Anlatı enflasyonunda kaybolmamak için tür ve seyirci beğenisi ağırlıklı bir bölümlendirmeye gittiğimizi belirtelim. Rehberimizde "Evet, komik bir şey var!" başlığında komedilere, "Bir yanım güler bir yanım ağlar"da kara komedi örneklerine, "Ben yapmadım amirim!" başlığı altında ise polisiyelere yer vereceğiz. Bazen "Modern Nalan"da romantik komediler bazen "Bugünden yarına"da bir nefeste biten dramalar tanıtacak, çeşitli belgeseller ve sosyal içerikli yapımlar paylaşıp "Kült mertebe" diyerek yakın dönem dizi tarihine damga vurmuş işleri gündeme taşıyacağız.
"Önüm arkam sağım solum Distopya"da dönemin en popüler janrlarından olan distopya örneklerinden söz ederken diğer yandan tek kanallı, tüplü televizyon günlerine uzanıp her hafta yerli bir diziyi anacağız. Son olarak "Bilin Bakalım Ben Kimim" bölümünde yine televizyon tarihimizden bir diziye dair ipuçları verecek, sizden doğru cevabı isteyeceğiz.
BİR YANIM GÜLER BİR YANIM AĞLAR
The Baby (HBO yapımı-BluTV'den erişilebilir)
Godzilla, King Kong, Jurasic Park... Goriller, dinozorlar. Sonra arılar, bazen uzaylılar... Oyuncak bebekler, merdiven altları, kuytu ormanlar, benzin istasyonunu geçince solda kalan kasabalar. Korku anlatısı bugüne değin birçok canlı cansız varlığı kullandı, birçok mekânı dekor eyledi. Bu kez bir bebekten medet umuyor!
Sevimli bir bebek bu ama ölümcül olabiliyor!
Çocuk istemeyen Natasha bir akşam "henüz uyumadığında" kendini minnacık bir bebeğin bakıcısı olarak bulur! Kafka eserinden fırlamış bir bağla birbirine bağlanan manevi anne-bebeğin macerası da böylece başlar. Bebek başta pek sevimli gözükse de bir lanetin taşıyıcısıdır. Çevresine zarar vermekten geri durmaz. Hınzır hınzır güler, masumiyetinden ödün vermez fakat zaman zaman karanlık tarafa geçer.

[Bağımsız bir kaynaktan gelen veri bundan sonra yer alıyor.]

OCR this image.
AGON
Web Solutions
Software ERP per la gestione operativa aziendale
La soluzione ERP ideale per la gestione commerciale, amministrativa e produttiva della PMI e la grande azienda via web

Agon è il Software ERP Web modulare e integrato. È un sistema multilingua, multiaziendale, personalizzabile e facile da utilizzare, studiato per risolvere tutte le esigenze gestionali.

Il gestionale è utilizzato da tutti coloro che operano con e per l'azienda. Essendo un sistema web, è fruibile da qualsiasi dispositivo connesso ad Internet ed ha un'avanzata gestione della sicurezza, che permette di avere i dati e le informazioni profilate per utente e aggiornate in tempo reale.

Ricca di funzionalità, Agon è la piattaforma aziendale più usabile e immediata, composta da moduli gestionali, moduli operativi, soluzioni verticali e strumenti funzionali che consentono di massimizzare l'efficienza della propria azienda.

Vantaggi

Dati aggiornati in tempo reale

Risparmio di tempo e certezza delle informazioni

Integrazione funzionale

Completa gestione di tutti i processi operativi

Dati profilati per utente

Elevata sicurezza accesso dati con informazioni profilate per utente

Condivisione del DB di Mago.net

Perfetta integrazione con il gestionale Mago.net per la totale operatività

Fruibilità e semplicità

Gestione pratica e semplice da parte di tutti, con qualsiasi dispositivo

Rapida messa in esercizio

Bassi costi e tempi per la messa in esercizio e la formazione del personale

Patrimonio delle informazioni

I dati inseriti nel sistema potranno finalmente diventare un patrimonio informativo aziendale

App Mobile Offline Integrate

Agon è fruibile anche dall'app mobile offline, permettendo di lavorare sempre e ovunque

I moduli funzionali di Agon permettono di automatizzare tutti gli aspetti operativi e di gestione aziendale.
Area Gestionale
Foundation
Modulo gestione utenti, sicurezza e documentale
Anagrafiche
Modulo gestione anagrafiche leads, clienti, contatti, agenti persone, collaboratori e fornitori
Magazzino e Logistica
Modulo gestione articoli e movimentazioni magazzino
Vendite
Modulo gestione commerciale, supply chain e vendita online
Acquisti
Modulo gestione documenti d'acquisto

'The Baby' çocuk sahibi olmaktan korkanları gıdıklayan, çağımızın sorunlarına ayna tutan bir yapım. Acı acı güldürüyor, feci feci öldürüyor.
SANAT SEPET ÇEVRİMİÇİ
In The Mood For Love (MUBI)
Etkileyici müziği ile hatırlanan Wong Kar Wai filmi "In The Mood For Love", 21. yüzyılın henüz başında çekilmesine karşın geride bıraktığımız çeyrek çağda en etkileyici aşk filmleri arasındaki yerini koruyor. Aşk üzerine ihtisaslaşmış Hong Kong'lu yönetmenin filmi 1962'de geçiyor.
Bir apartmanda evli iki komşunun, Mrs Chan ile Mr. Chow'un yasak aşkını konu alan filmde başrolleri Maggie Cheung ile Tony Leung paylaşıyorlar. Romantizmin, tensel dürtülerin, yasağa duyulan arzuların her karesine sindiği "In The Mood For Love" bir üçlemenin ikinci filmi aynı zamanda. Yönetmen filmde Mr. Chow'un kaldığı odanın numarasını üçlemenin finaline isim olarak yakıştırmış: 2046.
Renkleri, görüntü yönetimi, oyuncu performansları ve döneme, kültüre yönelik başarılı uygulamaları ile Wai'nin filmi dönüp dönüp izlenebilecek bir romans!
BUGÜNDEN YARINA
Beef (Netflix)
Çılgın bir araç takip sahnesiyle açılan dizi çılgınlıklarla sürüp gidiyor. Amerika'da tutunamamış iki insanın yollarını bir otoparkta yaşanan gerilimle kesiştiren dizi Amerikan rüyasından uyanmanın salt sınıfla da açıklanamayacağını insanların ne kadar koşarsa o kadar çabuk yorulacağını ortaya koyuyor. Bu yönüyle bir tür 'They Shoot Horses, Don't They?'i (Sydney Pollack, 1969) andıran dizi sarı ırkın kültürel bakımından dışlanışını ve hangi statüde olunursa olunsun yırtma çabasını gözler önüne sermekte.